Drag on economic growth under current MCO 2.0 not as severe as in 2Q20

The reinstatement of MCO 2.0 covering states and FTs of KL, Putrajaya, Labuan, Penang, Melaka, Johor, Selangor and Sabah from 13 January to 26 January 2021 accounted for 66.4% of the country’s total GDP. The two biggest contributors are Selangor and KL, with employment in these states accounting for 61.7% of Malaysia’s total employment. Based on our estimate, the current two-week MCO could result in economic losses of roughly around RM0.6bn to RM0.8bn per day, compared with losses of RM2bn per day in previous year’s MCO. As a result, we believe the country’s real GDP growth may likely be dragged by between 0.7 percentage point during this MCO period. We are currently maintaining our full year 2021 GDP growth forecast of +6% in 2021, as compared to -5.0% estimated for 2020, subject to details such as duration of the MCO as well as further fiscal stimulus respond. We also do not rule out the possibility of further stimulus measures being announced if the MCO get extended beyond two weeks, especially if economic activity unexpectedly deteriorates from softness in labour market conditions, shift in consumer spending patterns, as well as declining tourism-related sectors.

With the expediting of stimulus as well as the continuation and enhancement of ongoing measures under the PERMAI package such as BPN 2.0, BPR and Wage Subsidy Program 3.0, we believe these measures should cushion some of the negative economic effects of the current MCO. Government also noted that the current MCO sees more economic activities being allowed to operate, and therefore does not have the same drag on the economy as the previous MCO in 2Q20.

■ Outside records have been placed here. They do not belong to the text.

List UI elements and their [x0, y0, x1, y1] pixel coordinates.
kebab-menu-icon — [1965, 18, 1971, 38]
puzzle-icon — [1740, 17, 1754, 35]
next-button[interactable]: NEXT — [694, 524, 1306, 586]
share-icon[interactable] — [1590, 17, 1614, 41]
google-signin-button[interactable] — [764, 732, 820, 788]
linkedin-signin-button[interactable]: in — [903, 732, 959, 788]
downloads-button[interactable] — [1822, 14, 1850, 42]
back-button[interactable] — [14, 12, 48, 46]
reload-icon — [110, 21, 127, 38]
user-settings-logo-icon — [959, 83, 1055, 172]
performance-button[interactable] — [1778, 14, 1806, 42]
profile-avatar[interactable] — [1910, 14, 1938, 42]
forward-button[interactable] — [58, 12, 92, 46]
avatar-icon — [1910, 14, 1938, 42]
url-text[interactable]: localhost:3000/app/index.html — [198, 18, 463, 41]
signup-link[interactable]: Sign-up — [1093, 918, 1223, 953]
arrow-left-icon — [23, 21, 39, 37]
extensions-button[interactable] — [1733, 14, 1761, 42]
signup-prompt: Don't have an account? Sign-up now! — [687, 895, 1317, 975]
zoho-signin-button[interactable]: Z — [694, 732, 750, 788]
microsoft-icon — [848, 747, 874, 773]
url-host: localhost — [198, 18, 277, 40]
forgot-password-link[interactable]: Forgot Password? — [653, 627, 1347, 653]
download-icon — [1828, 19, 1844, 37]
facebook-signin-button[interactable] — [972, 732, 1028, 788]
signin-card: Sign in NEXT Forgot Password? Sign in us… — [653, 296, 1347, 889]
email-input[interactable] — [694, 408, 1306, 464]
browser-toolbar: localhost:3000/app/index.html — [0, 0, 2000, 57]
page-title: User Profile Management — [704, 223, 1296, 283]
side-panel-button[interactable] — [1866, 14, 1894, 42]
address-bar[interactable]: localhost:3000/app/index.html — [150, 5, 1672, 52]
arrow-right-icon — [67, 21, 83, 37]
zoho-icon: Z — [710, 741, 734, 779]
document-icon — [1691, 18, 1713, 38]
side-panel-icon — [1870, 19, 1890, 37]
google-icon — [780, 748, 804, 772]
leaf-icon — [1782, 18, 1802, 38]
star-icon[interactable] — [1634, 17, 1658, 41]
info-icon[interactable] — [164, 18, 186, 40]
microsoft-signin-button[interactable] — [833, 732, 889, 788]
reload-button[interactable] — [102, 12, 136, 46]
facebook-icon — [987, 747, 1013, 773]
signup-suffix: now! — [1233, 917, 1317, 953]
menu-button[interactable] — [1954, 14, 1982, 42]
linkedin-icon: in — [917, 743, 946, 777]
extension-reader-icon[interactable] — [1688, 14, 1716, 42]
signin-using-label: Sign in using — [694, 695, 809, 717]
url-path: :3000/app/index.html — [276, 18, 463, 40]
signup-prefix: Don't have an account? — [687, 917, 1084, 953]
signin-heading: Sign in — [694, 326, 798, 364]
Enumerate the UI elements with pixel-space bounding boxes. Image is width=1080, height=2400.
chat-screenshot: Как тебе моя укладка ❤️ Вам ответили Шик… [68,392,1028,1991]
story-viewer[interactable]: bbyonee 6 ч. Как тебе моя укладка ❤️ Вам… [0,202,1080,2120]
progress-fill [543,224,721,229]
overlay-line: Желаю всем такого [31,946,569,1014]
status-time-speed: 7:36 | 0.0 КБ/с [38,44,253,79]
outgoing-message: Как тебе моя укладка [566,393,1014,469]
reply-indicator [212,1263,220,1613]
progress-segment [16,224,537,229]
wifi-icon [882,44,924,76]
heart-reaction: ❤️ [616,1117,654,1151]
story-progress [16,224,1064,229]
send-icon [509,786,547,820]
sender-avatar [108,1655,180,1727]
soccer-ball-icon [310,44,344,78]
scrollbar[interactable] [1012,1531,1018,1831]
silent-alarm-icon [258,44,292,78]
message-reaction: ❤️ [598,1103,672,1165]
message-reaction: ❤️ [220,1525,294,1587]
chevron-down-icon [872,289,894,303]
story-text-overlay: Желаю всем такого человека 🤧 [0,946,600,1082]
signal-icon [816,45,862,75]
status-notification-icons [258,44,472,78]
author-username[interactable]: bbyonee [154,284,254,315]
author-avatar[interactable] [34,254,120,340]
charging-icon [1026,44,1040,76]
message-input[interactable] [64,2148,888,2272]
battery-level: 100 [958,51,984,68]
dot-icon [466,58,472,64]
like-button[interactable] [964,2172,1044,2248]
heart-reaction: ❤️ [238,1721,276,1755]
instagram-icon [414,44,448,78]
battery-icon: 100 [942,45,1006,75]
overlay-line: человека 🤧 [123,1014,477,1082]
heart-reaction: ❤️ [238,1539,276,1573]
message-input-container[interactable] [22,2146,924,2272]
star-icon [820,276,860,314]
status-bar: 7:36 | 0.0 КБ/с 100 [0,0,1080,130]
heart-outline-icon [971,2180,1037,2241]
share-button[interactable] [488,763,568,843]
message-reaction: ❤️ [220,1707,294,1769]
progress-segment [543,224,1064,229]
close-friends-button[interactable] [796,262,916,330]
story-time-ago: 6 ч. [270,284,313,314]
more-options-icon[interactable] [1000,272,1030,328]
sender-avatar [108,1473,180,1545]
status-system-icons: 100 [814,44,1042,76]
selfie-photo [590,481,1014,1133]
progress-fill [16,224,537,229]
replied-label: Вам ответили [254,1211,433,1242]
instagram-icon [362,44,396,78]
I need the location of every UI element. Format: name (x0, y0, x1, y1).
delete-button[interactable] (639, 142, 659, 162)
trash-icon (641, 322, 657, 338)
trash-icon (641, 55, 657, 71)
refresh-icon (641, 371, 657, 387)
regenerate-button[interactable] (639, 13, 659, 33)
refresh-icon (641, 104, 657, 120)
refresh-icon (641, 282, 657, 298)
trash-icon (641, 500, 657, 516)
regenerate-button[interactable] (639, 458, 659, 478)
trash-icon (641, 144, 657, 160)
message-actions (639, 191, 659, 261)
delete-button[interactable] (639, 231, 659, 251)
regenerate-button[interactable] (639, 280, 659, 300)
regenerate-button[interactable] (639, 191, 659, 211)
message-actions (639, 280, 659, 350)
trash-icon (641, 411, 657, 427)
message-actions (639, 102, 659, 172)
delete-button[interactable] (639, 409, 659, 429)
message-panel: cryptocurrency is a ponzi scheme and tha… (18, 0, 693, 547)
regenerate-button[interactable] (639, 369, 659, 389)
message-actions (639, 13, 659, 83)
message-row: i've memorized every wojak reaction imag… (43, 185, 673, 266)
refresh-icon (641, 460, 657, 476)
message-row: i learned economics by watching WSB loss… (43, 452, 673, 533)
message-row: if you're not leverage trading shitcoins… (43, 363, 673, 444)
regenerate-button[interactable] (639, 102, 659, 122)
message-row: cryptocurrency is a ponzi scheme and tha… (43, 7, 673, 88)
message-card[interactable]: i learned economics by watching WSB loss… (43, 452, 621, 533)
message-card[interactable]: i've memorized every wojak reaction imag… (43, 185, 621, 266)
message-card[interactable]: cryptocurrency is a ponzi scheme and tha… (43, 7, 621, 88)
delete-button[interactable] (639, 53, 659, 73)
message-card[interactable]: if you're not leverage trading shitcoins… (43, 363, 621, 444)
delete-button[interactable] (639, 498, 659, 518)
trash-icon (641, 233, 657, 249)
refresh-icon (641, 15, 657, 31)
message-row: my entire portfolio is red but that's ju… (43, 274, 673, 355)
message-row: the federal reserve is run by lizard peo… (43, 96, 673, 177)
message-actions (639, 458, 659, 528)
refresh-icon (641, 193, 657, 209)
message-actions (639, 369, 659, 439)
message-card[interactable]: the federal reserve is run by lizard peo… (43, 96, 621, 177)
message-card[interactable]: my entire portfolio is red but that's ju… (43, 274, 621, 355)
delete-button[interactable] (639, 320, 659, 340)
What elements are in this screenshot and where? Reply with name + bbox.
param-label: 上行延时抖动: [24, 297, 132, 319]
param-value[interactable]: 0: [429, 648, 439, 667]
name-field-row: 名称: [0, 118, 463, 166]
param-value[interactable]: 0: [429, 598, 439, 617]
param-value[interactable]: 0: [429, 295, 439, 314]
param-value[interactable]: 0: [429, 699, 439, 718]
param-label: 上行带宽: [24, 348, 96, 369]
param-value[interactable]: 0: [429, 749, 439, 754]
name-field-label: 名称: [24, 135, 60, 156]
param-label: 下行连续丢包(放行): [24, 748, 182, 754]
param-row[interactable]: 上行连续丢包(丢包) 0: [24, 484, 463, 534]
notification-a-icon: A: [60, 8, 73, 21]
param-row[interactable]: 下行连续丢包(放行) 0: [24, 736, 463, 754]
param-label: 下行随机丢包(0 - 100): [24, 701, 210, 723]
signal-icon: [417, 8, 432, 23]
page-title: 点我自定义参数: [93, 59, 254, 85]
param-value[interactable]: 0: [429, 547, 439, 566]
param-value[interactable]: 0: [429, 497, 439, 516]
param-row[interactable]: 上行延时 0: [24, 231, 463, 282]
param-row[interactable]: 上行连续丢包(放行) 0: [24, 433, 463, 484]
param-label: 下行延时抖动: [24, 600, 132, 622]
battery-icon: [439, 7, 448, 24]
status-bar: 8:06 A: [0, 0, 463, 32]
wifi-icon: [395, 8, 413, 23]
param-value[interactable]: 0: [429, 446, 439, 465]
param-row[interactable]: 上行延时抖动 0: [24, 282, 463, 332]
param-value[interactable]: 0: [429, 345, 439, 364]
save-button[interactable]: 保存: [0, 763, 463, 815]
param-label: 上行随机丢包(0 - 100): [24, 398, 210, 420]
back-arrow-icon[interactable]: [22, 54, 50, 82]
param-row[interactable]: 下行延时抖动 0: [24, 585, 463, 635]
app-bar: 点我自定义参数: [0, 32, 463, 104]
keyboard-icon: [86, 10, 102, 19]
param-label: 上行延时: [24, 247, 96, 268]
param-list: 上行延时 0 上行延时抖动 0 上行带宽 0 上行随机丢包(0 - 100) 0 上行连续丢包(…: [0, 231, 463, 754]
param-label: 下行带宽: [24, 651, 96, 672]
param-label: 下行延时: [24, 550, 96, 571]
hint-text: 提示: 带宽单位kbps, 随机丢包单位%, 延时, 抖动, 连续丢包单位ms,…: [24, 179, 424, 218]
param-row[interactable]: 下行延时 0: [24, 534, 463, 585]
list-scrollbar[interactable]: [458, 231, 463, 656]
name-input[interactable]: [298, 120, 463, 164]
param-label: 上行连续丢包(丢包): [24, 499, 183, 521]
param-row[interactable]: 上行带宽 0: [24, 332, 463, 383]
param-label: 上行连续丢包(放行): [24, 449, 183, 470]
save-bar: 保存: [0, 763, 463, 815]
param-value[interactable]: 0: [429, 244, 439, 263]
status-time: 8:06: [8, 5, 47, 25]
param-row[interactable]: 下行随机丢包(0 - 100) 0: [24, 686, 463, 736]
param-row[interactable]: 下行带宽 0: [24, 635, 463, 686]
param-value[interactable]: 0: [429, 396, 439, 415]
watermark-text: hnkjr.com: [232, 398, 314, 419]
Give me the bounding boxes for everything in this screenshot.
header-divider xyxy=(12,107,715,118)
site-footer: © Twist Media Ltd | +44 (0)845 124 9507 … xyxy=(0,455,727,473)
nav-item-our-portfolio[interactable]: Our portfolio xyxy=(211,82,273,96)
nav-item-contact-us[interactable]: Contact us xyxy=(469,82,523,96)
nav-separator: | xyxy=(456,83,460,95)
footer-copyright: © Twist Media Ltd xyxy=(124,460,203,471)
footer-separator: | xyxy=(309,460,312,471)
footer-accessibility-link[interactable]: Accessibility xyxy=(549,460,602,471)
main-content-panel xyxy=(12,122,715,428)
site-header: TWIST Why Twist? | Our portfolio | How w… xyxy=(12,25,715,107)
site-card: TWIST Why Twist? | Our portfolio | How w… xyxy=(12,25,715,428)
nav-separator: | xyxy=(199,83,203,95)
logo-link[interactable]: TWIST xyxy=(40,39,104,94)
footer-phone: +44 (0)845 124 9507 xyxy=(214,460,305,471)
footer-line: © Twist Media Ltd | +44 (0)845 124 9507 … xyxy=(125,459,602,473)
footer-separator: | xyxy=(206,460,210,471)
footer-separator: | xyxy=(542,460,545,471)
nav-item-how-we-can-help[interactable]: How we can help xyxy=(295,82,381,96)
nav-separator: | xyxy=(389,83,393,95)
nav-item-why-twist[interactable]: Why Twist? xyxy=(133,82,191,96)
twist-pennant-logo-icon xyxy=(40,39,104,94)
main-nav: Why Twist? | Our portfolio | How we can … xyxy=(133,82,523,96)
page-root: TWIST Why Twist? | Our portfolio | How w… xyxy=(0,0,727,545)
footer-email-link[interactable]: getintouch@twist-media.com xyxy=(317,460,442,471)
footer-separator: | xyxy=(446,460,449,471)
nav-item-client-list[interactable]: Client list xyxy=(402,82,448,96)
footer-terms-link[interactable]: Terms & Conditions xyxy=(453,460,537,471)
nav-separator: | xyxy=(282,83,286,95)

In the upcoming Monetary Policy Committee (MPC) meeting on 20 January 2021, we believe BNM will likely maintain its Overnight Policy Rate (OPR) at its current level of 1.75%. As BNM has lowered its OPR by a total of 125bps last year, from 3.0% to 1.75%, we believe BNM will likely view current level as appropriate and accommodative to provide further support to domestic demand.

In terms of financing, it was guided that the PERMAI package will be financed through the reallocation of existing funds based on current priorities and through more prudent spending. The country’s government debt ceiling rate was increased to 60% of GDP recently (from the 55% of GDP previously), starting February 2020 and enforced until 31 December 2022. This will enable the government to temporarily increase government fiscal position and partly finance economic stimulus packages to mitigate the impact of the pandemic on the domestic economy.